After a year of uncertainty waiting for the federal political situation to stabilise, Australian businesses are feeling positive about the future.
A new survey from The Executive Connection revealed that while over 60 per cent of business leaders believe the election had an impact on their company, 83 per cent believe their profitability will grow or remain steady over the next twelve months.
A third of businesses stated they will be actively looking to recruit more staff.
Nikki Potter, CEO of The Executive Connection, believes that the slow softening of the local economy has given businesses time to adjust to the new reality.
“While Australia avoided the brunt of the GFC, there are still ripples of uncertainty which continue to run through the economy. The gradual softening however gave businesses a chance to adapt their strategies to account for the slowdown and remain profitable in these different conditions,” Potter said.
Reduced demand and innovations from competitors were found to be the greatest business challenges for the year ahead.
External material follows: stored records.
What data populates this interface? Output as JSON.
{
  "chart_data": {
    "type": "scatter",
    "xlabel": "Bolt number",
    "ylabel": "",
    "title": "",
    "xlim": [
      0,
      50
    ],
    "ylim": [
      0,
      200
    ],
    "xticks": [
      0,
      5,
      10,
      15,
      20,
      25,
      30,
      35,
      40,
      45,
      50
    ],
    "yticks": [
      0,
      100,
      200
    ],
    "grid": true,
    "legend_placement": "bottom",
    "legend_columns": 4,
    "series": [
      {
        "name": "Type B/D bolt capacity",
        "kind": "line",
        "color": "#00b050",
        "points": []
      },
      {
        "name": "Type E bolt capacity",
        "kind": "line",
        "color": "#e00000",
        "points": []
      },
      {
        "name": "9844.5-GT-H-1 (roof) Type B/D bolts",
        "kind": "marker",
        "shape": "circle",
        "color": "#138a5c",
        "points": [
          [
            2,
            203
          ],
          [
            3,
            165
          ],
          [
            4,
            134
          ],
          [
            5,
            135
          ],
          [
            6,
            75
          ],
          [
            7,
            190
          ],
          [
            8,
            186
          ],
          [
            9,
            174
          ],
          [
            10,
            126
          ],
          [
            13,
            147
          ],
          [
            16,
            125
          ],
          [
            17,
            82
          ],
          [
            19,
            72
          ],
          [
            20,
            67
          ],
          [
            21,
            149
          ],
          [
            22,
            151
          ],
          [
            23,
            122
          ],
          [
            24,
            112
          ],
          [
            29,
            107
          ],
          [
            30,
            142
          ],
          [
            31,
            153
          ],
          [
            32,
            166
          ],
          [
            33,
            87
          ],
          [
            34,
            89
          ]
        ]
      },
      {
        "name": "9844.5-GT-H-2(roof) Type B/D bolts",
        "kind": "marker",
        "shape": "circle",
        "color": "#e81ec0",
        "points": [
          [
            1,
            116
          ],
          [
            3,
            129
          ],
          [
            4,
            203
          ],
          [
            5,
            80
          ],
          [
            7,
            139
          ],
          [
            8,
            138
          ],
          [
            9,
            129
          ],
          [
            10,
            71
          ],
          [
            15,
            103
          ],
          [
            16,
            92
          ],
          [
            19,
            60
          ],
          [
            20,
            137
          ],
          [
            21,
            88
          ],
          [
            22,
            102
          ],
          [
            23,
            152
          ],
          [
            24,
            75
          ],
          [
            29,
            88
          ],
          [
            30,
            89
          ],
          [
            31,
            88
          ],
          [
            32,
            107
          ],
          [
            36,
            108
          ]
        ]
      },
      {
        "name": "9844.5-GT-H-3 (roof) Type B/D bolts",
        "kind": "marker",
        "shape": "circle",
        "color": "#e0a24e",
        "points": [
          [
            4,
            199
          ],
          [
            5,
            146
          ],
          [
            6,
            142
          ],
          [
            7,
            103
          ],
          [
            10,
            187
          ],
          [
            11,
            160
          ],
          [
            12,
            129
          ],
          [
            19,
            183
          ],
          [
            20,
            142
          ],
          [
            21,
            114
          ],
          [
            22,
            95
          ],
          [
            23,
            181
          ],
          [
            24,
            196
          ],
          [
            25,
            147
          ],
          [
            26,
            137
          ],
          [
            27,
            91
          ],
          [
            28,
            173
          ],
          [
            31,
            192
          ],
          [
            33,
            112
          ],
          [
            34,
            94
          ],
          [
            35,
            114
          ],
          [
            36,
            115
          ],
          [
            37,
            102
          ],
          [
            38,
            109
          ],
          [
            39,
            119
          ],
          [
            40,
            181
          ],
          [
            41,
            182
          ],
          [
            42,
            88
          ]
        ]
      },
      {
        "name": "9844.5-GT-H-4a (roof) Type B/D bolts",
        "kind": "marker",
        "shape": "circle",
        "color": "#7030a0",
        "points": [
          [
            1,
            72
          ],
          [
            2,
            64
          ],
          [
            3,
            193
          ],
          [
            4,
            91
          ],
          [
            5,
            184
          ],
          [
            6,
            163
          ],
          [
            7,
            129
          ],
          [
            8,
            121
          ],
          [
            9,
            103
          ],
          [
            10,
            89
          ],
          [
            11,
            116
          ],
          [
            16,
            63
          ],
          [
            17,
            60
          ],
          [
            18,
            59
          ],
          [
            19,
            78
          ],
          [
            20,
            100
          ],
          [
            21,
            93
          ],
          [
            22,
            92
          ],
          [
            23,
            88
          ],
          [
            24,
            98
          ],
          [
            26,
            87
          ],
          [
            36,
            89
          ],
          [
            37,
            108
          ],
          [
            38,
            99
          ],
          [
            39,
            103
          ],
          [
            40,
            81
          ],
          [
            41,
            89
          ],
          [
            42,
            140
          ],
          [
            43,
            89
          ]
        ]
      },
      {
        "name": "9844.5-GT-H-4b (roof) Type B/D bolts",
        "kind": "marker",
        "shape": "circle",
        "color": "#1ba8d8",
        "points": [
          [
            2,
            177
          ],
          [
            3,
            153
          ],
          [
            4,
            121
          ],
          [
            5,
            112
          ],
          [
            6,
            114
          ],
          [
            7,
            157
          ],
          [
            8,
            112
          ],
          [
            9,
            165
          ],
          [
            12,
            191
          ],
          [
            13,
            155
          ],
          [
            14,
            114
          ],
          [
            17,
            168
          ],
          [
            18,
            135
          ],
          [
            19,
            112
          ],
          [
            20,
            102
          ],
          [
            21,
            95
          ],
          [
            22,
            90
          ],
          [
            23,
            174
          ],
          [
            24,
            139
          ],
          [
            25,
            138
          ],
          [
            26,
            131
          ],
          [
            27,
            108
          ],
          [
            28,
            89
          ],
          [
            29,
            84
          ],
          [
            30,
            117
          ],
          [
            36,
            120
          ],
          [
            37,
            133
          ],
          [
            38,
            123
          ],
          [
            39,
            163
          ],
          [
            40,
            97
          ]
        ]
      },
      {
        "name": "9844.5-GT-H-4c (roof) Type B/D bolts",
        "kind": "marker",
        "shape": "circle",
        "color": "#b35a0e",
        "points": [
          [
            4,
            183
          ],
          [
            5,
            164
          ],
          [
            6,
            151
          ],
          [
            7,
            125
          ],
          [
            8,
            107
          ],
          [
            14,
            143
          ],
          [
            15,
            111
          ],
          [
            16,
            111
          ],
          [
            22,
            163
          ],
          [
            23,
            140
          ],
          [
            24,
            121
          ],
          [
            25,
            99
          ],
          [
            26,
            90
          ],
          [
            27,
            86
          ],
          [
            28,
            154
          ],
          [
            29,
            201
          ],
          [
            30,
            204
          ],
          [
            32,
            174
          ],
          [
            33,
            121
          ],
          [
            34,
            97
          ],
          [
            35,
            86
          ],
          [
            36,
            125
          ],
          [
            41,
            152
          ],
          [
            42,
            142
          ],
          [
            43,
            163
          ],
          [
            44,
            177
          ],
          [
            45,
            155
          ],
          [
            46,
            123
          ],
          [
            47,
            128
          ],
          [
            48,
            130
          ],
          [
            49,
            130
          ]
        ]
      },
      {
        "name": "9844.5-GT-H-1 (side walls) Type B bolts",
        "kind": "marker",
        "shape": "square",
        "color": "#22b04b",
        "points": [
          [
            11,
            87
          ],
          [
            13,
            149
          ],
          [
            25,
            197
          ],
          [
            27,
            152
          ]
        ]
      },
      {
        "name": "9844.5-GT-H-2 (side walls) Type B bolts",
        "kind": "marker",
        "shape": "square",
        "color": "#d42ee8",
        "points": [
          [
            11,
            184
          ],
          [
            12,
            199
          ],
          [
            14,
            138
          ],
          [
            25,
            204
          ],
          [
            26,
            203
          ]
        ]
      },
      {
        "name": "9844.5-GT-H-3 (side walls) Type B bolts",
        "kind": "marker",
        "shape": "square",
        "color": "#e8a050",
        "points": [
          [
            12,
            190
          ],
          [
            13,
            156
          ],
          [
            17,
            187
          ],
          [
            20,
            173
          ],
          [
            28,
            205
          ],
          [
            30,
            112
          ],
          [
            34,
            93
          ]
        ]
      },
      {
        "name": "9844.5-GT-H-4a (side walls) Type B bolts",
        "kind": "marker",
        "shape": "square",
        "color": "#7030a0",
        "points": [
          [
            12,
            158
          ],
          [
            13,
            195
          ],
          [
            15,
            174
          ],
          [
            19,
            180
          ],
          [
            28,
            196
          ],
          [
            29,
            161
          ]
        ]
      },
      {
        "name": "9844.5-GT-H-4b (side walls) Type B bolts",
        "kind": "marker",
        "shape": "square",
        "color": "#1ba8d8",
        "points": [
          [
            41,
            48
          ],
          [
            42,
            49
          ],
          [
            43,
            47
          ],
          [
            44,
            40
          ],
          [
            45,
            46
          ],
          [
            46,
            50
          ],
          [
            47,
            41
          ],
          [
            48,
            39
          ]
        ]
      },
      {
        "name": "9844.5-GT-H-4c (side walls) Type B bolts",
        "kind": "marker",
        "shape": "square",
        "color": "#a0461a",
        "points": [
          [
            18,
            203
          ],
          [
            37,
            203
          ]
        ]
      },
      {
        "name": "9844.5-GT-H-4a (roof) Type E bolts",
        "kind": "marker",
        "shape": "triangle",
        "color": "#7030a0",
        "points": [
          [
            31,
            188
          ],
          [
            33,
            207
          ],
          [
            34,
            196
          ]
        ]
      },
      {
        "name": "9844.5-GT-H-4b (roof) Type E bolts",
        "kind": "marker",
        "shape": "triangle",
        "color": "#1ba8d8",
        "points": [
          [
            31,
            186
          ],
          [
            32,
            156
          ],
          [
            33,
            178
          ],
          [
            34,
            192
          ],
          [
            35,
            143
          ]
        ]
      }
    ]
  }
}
Potter said that businesses the keys to success are learning from the mistakes and successes of the competition, and adapting to consumer sentiment.
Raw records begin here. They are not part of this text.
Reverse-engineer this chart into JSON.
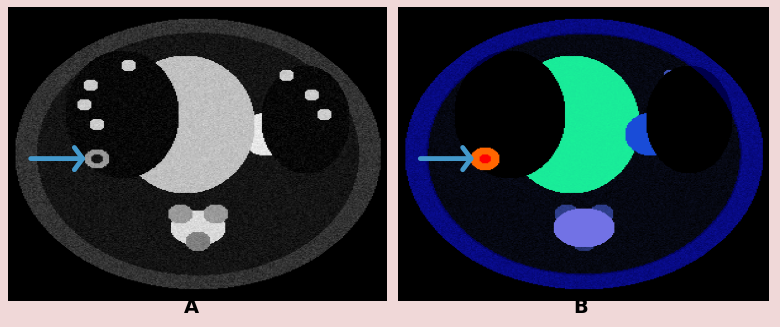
{
  "fig_width": 7.8,
  "fig_height": 3.27,
  "dpi": 100,
  "background_color": "#f0d8d8",
  "label_A": "A",
  "label_B": "B",
  "label_fontsize": 14,
  "label_color": "#000000",
  "label_fontweight": "bold",
  "arrow_color": "#4499cc",
  "size": 300
}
“The businesses that usually thrive in disruptive times are those who can move quickly. This can give midmarket businesses an advantage, as it can be easier to turn the business on a new course,” Potter said.
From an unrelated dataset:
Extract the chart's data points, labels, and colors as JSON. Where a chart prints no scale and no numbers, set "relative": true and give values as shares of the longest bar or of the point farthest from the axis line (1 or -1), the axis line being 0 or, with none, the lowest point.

The latest Regus Business Confidence Index found that SMBs will be prioritising cheaper IT service providers, higher ROI on advertising and marketing, and staff retention to increase efficiency over the next 12 months.
NSW businesses are the most confident looking ahead. Seventy per cent expect to increase sales in the next year, while South Australians were the least positive with just 31 per cent expecting growth.
Businesses in Western Australia aren’t far behind. Only 43 per cent are projecting a rise in revenue in the next year, hinting at tough conditions due to the slowdown of the mining boom.